ATI RN
ATI Capstone Fundamentals Assessment Proctored
1. A nurse is caring for a client who is experiencing fluid volume deficit (FVD). What clinical finding should the nurse expect?
- A. Decreased hematocrit
- B. Increased heart rate
- C. Increased blood pressure
- D. Decreased respiratory rate
Correct answer: B
Rationale: Increased heart rate is a common sign of fluid volume deficit (FVD) as the body compensates for decreased fluid levels. When a client is experiencing FVD, the body tries to maintain perfusion to vital organs by increasing the heart rate. This compensatory mechanism helps to improve cardiac output and maintain blood pressure. Choices A, C, and D are incorrect because in FVD, hematocrit may be increased due to hemoconcentration, blood pressure tends to decrease as a compensatory response to FVD, and respiratory rate is usually unaffected or may increase due to attempts to maintain oxygenation.
2. A client is being taught by a nurse about the correct use of a metered-dose inhaler (MDI). What instruction should the nurse include?
- A. Inhale for 1 second
- B. Hold the inhaler 1-2 inches from the mouth
- C. Exhale immediately after inhaling
- D. Hold the inhaler directly at the lips
Correct answer: B
Rationale: The correct instruction the nurse should include when teaching a client about using a metered-dose inhaler (MDI) is to hold the inhaler 1-2 inches from the mouth. This distance ensures proper delivery of the medication into the airways. Choices A, C, and D are incorrect because inhaling for a specific duration, exhaling immediately after inhaling, or holding the inhaler directly at the lips are not recommended practices for the correct use of an MDI.
3. A healthcare professional is reviewing the laboratory values of a client who is experiencing fluid volume deficit (FVD). What finding should the professional expect?
- A. Decreased hematocrit
- B. Increased hematocrit
- C. Decreased white blood cell count
- D. Increased red blood cell count
Correct answer: B
Rationale: The correct answer is 'Increased hematocrit.' In fluid volume deficit (FVD), there is a decrease in the amount of fluid in the blood vessels, leading to hemoconcentration. This results in an increase in hematocrit levels. Choices A, C, and D are incorrect because a decrease in hematocrit, decrease in white blood cell count, and an increase in red blood cell count are not typically seen in fluid volume deficit.
4. A nurse is assessing a client who reports pain and tenderness at the site of an indwelling urinary catheter. What is the nurse's first action?

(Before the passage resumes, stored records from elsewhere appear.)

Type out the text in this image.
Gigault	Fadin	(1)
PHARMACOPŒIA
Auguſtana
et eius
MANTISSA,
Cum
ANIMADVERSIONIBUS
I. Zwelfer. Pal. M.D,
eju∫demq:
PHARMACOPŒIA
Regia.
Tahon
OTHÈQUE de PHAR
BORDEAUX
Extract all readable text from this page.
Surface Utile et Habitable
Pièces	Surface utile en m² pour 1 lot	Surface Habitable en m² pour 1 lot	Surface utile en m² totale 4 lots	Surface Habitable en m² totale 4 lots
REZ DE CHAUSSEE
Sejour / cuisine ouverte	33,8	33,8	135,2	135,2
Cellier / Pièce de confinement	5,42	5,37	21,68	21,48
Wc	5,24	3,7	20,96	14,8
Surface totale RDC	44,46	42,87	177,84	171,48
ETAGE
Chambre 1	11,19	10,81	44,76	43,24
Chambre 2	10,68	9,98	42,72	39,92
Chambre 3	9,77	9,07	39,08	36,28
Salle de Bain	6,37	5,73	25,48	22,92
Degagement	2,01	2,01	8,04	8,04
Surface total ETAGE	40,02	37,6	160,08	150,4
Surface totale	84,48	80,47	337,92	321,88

- A. Irrigate the catheter with normal saline
- B. Notify the provider
- C. Assess for signs of infection
- D. Administer prescribed antibiotics
Correct answer: B
Rationale: The correct first action for the nurse to take when a client reports pain and tenderness at the site of an indwelling urinary catheter is to notify the provider. Pain and tenderness at the catheter site may indicate infection, and the healthcare provider needs to be informed for further assessment and appropriate interventions. Irrigating the catheter with normal saline (Choice A) should not be the initial action without consulting the provider first. While assessing for signs of infection (Choice C) is important, notifying the provider takes precedence. Administering prescribed antibiotics (Choice D) should only be done based on the provider's orders after assessment and confirmation of infection.
5. A nurse is providing discharge instructions to a client who has been prescribed a mechanical soft diet. What food should the nurse instruct the client to avoid?
- A. Steamed carrots
- B. Orange slices
- C. Mashed potatoes
- D. Baked chicken
Correct answer: B
Rationale: The correct answer is B: Orange slices. For a client on a mechanical soft diet, foods that are difficult to chew and swallow should be avoided. Orange slices fall into this category due to their texture and potential choking hazard. Steamed carrots, mashed potatoes, and baked chicken are typically suitable for a mechanical soft diet as they can be easily mashed or cut into small, manageable pieces for consumption.